In the beginning of every relationship, there’s a lot of communication; you want to know each other, find out about them, be connected while not together, and, naturally, missing the other person and wanting to spend time with them. If you can’t do that the moment you need, the next best is to call or text them. Nothing’s wrong with that. The problem starts when the other person starts creeping you out “why didn’t you pick up?” and “pick up now!” and complains if you don’t text back immediately. They get annoyed that you are not responding to their calls and texts, take it personally and this sweet thing that’s supposed to be passionate communication becomes a burden for you.
Obviously, it doesn’t start like that. In the beginning, it’s even cute, when they need to be in touch with you, talk to you, feel you, tell you how much they love you. It’s an extension of the calling/texting you all the time need. But in this case, the other person becomes your shadow. They demand to know your whereabouts, who you met, what you said, how you felt, everything. You cannot be vague about things. You need to report back to them with full detail. All in the name of love. But when there’s love, trust, and respect -and these are all necessary ingredients for a healthy relationship- then there’s no need to track your partner down.
You hit it off, you have a good time together and it’s fun spending time the two of you. Then comes a time in a relationship when you feel ready to introduce the other person to your friends and be introduced to their crowd. But somehow this moment doesn’t happen. They either make excuses “I really want to be with you” and “why bother?” and they stay away from your or their friends. It’s like the two of you living on a deserted island; you know there’s life someplace out there, but you don’t seem able to reach it. And what started out like fun and exciting becomes restricting and suffocating. In a healthy relationship, there’s alone time for the couple but there’s also socializing, meeting each other’s friends, and having a good time as a group.
Part of any healthy relationship is communicating with each other, revealing things about yourself, listening to what the other person has to say, getting to know and appreciate each other. But it’s becoming problematic when the other person starts pressuring you to say more about your family, your past, your ex-partners, your love life, your secrets when you are not ready or willing to do it. This is a form of pressure that can easily get to emotional abuse when they threaten to leave you because you don’t reveal as much as they want to know about you. It gets even worse when the other person starts using your secrets to pressure or threaten you.

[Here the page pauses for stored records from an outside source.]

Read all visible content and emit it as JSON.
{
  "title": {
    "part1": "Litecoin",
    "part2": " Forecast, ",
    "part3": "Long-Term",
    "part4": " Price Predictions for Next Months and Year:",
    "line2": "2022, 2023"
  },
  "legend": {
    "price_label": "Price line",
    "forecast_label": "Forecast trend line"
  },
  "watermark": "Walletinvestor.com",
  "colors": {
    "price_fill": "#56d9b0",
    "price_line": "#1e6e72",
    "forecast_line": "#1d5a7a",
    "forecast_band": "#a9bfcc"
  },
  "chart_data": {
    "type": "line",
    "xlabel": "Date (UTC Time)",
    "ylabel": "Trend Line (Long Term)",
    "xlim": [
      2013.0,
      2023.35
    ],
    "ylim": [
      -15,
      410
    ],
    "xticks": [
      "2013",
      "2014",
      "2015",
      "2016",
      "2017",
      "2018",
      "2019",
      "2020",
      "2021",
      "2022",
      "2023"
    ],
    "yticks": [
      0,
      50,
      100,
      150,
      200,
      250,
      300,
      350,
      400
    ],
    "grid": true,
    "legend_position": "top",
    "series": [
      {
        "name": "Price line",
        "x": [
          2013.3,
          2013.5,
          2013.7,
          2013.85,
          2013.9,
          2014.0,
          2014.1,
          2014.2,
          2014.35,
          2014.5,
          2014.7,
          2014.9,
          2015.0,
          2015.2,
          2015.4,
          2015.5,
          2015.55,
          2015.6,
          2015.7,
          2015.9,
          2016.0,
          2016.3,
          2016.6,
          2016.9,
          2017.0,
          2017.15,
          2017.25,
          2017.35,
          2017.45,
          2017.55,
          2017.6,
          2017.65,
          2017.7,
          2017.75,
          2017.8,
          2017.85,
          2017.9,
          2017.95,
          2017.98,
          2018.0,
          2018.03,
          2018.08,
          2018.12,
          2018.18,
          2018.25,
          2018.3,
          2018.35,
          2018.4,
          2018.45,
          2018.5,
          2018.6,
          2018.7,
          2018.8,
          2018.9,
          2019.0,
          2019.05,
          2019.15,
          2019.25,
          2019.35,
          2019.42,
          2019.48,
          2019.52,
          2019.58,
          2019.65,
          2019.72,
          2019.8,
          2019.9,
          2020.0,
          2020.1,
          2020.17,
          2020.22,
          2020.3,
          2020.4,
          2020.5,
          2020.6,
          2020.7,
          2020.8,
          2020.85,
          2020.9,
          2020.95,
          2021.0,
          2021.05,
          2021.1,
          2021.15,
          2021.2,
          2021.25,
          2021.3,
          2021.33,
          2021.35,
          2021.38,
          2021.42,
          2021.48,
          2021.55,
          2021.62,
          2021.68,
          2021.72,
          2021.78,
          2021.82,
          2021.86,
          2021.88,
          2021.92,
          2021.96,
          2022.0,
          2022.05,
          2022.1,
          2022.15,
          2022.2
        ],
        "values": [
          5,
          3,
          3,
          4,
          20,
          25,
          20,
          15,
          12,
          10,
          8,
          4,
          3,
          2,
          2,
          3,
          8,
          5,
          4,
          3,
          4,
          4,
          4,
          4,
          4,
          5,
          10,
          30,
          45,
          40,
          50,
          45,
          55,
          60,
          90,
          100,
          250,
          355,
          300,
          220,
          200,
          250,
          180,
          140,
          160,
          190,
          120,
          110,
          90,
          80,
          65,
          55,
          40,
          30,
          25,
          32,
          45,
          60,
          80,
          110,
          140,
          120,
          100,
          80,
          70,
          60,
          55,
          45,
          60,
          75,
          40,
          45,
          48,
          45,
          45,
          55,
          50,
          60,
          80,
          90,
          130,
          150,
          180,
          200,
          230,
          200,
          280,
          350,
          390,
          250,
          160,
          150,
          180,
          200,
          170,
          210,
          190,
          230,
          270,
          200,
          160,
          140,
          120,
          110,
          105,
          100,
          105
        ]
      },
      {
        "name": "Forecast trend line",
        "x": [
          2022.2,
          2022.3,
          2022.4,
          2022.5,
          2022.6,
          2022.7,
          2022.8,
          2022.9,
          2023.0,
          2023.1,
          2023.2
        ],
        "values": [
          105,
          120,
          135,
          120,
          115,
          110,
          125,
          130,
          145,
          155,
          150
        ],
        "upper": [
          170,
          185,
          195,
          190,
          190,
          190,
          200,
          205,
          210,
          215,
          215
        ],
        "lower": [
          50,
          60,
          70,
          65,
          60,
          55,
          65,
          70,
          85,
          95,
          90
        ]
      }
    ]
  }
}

Another red flag! Show, don’t tell should be the golden standard when it comes to “proving” love. If the other person truly and genuinely loves you and cares about you, there’s no need to make grandiose statements. You can figure that much out from their behavior. The issue is with their behavior! The “nobody will ever love you the way I do” is often a statement they say after they have messed up, after a fight or an episode of not treating you well. The underlying meaning of this supposed loved statement is “that’s what you deserve and don’t ask for more or better.” It’s basically a way for the other person to cover their butt and persuade you that what you get is plenty.
They flip for whatever reason, usually small and insignificant, they hurt your feelings and then they try to make up by saying “sorry,” reassuring you they love you so much, that in fact, they know that nobody will ever love you the way they do. And they ask for a second chance. And a third. And so on. You lost count. They insist on a fresh chance and they reassure you that this won’t happen. Ever again. Sure enough, it does. They flip, you have a fight, they come back begging you for a second chance. You give in and the pattern continues.
You follow each other on social media. Soon you realize it’s becoming more than that. They demand to know why you chose to post this versus that photo. Why you made this specific comment, or who was the person who commented on your post with so many heart emojis. They suggest what you share on your social media. They ask that you share passwords on your social media. It all feels uncomfortable and pressuring. Because that’s what it is. When you lose your basic freedom of speech and personal expression out of fear your significant other will be disappointed or even mad at you, then there’s a problem.
Is there anything better than a romantic partner who cares so much about you that they suggest what’s good for you and gently push you in that direction? Actually, yes, there’s something better than that! When your partner respects you, trusts your choices and believes that your decisions are for the best. Because when they try to push you in a direction you don’t want to go or when they disagree with your choices or tell you constantly what you need to learn to do better that’s not out of love or concern; it’s outright their way to control you.